EMI Continues to Solidify its Irrelevant Dinosaur Status

In 2004, amid a sea of mediocre mash-ups, one Danger Mouse released what is likely the best effort in the genre: The Grey Album. Mixing the audio track of Jay Z's Black Album with audio clips from the Beatles' White Album, the DJ reinvented what the mash-up could be while crafting one of the best records of the decade. EMI, owner of the rights to the aforementioned Beatles songs, quickly saw the creativity and money-making potential of the project and immediately sent a cease-and-desist to Danger Mouse, halting (legal) distribution of the album. The record went on to become one of the most critically acclaimed of 2004 despite the label's attempts to squelch it, which makes one wonder how much money EMI could have made by signing DM and selling the record themselves.

Five years later EMI has apparently still not learned its lesson. Partnered with Sparklehorse and David Lynch, Danger Mouse's new project, Dark Night of the Soul, is getting pretty much the same treatment from the label. Joined by indie luminaries from the Flaming Lips, the Shins, the Strokes and others, DM built another slickly and craftily produced album that will never see the shelves of a store. Due to fear of legal reprisal the album is not currently being distributed, however the book of 100+ photographs that David Lynch prepared for the project is still being sold. Included in the package is a blank CD-R with the message:
For Legal Reasons, enclosed CD-R contains no music. Use it as you will.’

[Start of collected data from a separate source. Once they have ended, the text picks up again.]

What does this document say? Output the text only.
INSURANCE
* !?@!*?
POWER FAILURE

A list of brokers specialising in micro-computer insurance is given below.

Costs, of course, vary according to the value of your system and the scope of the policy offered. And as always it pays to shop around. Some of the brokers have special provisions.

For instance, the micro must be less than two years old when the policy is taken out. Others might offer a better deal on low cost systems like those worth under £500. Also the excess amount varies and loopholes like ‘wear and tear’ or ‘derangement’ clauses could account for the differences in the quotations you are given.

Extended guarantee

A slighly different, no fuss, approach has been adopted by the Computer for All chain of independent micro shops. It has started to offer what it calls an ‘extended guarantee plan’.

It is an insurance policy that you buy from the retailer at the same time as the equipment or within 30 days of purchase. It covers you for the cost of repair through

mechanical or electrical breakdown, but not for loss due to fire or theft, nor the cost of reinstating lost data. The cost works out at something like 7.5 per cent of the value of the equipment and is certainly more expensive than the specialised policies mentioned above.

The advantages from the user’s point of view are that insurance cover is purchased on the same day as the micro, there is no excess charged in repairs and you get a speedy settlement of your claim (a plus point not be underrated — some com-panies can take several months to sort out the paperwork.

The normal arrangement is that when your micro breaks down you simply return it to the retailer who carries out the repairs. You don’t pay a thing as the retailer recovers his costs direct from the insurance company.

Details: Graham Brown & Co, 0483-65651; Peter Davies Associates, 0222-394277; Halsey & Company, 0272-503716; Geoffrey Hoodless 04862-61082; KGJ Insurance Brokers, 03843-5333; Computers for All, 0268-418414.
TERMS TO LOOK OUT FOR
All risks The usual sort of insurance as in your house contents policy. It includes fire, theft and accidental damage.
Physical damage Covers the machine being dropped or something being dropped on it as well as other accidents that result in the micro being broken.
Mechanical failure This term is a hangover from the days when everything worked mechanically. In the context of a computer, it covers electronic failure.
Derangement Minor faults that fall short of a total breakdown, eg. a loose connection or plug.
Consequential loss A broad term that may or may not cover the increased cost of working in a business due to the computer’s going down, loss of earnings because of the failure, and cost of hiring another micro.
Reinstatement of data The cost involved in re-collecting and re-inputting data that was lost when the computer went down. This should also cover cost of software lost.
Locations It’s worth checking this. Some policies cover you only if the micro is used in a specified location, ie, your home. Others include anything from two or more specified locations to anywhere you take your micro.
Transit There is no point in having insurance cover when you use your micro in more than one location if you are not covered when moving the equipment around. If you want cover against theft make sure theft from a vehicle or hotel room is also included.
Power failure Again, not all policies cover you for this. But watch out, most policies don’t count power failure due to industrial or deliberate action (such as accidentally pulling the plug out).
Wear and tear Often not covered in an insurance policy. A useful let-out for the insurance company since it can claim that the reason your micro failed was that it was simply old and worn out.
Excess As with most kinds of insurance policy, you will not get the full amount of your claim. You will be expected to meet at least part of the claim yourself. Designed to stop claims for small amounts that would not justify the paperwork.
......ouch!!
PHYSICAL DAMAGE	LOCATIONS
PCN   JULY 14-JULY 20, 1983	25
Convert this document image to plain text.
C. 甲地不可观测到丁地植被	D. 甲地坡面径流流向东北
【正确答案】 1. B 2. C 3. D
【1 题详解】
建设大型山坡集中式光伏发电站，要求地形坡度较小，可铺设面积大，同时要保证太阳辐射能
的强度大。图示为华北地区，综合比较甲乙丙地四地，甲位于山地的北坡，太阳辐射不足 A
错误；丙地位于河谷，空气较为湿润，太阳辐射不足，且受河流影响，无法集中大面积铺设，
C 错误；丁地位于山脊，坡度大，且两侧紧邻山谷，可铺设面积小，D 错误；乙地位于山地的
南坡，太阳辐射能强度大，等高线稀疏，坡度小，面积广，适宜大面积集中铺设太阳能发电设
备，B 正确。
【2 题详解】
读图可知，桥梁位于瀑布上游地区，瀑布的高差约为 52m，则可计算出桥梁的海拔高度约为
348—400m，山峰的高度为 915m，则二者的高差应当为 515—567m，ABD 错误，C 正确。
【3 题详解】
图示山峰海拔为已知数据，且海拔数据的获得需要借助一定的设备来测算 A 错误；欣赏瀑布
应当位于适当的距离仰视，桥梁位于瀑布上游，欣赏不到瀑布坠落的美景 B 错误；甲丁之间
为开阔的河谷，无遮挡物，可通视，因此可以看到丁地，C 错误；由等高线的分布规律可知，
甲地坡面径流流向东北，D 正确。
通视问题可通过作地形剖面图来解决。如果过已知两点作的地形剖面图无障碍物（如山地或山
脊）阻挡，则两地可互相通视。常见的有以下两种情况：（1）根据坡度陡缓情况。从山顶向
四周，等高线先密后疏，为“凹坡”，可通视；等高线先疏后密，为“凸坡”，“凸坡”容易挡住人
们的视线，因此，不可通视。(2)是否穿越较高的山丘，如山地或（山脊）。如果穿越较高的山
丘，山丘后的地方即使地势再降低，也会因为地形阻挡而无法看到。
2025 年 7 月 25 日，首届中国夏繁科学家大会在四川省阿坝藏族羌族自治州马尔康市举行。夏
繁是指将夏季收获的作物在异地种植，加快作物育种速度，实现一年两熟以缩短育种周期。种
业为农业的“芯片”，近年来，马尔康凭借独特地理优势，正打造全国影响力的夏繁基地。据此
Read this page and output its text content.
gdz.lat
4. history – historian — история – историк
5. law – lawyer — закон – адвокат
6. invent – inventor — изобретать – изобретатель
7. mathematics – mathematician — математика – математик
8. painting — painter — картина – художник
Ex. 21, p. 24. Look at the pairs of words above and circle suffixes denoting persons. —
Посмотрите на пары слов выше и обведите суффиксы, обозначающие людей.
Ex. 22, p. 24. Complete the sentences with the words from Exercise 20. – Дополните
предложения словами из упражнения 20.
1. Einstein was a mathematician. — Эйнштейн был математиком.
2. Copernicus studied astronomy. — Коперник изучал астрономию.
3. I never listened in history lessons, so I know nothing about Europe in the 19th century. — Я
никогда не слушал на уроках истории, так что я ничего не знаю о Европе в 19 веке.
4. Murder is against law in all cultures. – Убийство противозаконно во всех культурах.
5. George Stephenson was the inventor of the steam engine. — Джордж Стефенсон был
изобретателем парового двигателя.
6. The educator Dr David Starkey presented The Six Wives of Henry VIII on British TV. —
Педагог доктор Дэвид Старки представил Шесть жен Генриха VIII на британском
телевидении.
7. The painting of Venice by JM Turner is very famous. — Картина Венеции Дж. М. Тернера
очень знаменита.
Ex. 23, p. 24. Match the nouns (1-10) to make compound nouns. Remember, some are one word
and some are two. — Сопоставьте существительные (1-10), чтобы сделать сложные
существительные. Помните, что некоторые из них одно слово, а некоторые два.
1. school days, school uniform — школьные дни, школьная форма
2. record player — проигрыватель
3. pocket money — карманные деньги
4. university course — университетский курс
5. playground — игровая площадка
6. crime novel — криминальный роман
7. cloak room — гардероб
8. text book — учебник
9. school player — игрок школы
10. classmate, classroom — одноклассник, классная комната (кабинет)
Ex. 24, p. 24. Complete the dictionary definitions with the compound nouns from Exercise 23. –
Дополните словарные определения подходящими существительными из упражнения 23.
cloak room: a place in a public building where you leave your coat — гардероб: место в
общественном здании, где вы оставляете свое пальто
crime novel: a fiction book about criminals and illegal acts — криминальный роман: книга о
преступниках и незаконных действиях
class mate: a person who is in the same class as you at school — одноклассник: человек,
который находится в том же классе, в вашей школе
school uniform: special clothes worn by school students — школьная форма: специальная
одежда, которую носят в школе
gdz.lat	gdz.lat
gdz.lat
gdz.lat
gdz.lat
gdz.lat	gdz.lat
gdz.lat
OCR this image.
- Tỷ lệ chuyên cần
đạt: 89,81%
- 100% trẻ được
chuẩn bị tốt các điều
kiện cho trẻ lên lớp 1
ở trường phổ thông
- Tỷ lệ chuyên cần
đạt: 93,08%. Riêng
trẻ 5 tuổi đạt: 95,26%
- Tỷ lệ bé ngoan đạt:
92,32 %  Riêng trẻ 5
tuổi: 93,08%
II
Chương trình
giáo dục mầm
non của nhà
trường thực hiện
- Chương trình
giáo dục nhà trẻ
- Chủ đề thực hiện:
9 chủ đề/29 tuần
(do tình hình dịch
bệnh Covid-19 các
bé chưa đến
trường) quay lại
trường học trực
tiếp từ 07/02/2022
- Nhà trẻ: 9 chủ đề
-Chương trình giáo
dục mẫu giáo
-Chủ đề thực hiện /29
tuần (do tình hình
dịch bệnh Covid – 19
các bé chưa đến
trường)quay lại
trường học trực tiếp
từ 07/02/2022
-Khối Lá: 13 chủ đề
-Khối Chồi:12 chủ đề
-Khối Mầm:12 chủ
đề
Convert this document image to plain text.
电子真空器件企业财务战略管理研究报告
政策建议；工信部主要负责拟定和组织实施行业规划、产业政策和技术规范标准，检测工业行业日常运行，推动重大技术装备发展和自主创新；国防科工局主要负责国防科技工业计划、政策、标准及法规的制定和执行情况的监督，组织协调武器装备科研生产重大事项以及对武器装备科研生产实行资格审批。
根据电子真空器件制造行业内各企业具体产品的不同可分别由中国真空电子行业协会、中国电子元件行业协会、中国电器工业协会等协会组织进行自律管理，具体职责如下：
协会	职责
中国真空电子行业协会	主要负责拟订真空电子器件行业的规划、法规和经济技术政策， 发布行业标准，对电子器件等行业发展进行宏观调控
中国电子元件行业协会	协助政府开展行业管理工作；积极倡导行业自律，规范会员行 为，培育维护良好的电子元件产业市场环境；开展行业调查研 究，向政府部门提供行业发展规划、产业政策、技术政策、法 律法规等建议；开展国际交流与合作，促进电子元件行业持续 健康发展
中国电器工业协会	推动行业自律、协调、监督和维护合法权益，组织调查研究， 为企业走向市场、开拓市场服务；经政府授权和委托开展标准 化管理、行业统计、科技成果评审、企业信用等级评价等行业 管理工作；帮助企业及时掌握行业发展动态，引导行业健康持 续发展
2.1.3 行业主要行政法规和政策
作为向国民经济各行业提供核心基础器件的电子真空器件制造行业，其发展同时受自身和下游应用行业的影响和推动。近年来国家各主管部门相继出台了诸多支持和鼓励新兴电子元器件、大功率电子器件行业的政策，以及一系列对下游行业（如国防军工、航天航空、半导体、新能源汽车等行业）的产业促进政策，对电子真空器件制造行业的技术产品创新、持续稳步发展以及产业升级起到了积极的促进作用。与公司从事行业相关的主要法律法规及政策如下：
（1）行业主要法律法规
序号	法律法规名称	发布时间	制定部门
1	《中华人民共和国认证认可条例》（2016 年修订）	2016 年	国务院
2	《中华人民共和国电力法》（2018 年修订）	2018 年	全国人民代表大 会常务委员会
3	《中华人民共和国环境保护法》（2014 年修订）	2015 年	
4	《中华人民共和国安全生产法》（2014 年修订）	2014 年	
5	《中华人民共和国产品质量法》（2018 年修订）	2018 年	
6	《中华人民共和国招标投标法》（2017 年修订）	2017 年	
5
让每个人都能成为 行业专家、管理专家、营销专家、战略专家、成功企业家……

Clearly EMI doesn't understand that it is impossible to halt the spread of this music in the internet age. The tracks used here aren't even as recognizable as those pulled for the Grey Album - there is no chance that this would infringe on the sale of any EMI record. These continued suits only serve to reveal the label's current executives as the petulant, ignorant, backwards-looking fossils they are.